Why are European companies staying in China despite EU de-risking policy? The primary reasons are China's advanced manufacturing automation, deep and integrated supplier networks, lower industrial energy costs, and overall cost structures that alternative locations in Vietnam, India, Mexico, and Eastern Europe cannot currently match. The total delivered cost of production in China remains lower than alternatives for most industrial product categories.
What does "de-risking" mean in the European policy context? De-risking refers to the EU's strategy of reducing European companies' strategic and economic dependence on Chinese manufacturing and supply chains, without necessarily severing ties completely.

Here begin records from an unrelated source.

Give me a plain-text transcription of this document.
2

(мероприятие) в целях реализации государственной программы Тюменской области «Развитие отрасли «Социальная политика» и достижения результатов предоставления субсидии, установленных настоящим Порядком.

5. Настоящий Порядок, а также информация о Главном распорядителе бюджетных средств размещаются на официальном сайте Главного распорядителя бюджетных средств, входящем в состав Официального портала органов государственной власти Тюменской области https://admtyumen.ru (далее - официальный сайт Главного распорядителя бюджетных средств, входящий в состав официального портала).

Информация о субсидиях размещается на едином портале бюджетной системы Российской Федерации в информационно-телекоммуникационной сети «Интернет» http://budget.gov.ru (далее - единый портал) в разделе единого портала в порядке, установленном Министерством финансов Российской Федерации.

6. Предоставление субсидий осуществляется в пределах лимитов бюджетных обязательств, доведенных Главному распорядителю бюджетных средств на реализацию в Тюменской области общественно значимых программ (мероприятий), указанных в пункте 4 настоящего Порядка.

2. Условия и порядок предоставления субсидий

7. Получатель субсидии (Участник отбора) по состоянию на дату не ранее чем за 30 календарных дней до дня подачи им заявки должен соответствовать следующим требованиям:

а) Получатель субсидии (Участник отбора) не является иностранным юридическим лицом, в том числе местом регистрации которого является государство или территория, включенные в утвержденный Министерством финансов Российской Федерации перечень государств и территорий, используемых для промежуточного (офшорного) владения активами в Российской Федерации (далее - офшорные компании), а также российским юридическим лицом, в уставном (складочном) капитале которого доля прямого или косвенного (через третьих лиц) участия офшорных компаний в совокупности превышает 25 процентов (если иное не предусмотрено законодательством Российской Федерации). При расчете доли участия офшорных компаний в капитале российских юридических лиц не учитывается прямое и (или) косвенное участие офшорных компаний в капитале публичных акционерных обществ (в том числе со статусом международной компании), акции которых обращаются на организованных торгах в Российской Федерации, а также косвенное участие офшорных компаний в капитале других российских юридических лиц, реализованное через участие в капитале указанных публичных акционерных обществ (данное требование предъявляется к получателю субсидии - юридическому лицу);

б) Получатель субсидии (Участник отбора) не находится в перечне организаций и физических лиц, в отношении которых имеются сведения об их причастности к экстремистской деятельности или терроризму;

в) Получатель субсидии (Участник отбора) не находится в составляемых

The goal is to diversify supply sources, build more manufacturing capacity in Europe and allied countries, and reduce the leverage Beijing holds over European industrial production in critical sectors.
In which sectors is de-risking actually working? Meaningful supply chain diversification is occurring in strategic sectors where governments have committed large subsidies to make alternatives viable, primarily semiconductors and pharmaceutical active ingredients. The EU Chips Act has backed major new semiconductor fab investments in Germany, the Netherlands, and Ireland. In the broad industrial middle ground, the economic case for China remains dominant.
How has China's automation transformed its manufacturing advantage? Chinese factories have deployed industrial robotics at an extraordinary pace, reaching levels of automation that competitors in other countries are only beginning to match. Factory operations that once depended on large labor forces can now run continuously with minimal human staffing, making the traditional labor cost argument for moving production elsewhere less relevant while maintaining or improving output quality and speed.
What are the risks of European companies staying so deeply embedded in China? Key risks include exposure to potential trade restrictions or tariffs, vulnerability if geopolitical tensions escalate further, dependence on Chinese supplier networks for critical components, and the competitive disadvantage of having to exit quickly under pressure if the political situation deteriorates. Companies are essentially making a bet that the economic benefits of staying outweigh the strategic risks of concentration.
How could the picture change over the next five years? Several forces could reduce China's manufacturing advantage over the medium term: global automation costs falling to make alternatives more competitive, European renewable energy deployment reducing the industrial energy cost gap, and potential hardening of trade restrictions following geopolitical lessons from the Iran war supply disruption. However, replicating China's integrated supplier ecosystem and infrastructure depth would take decades even under favorable conditions.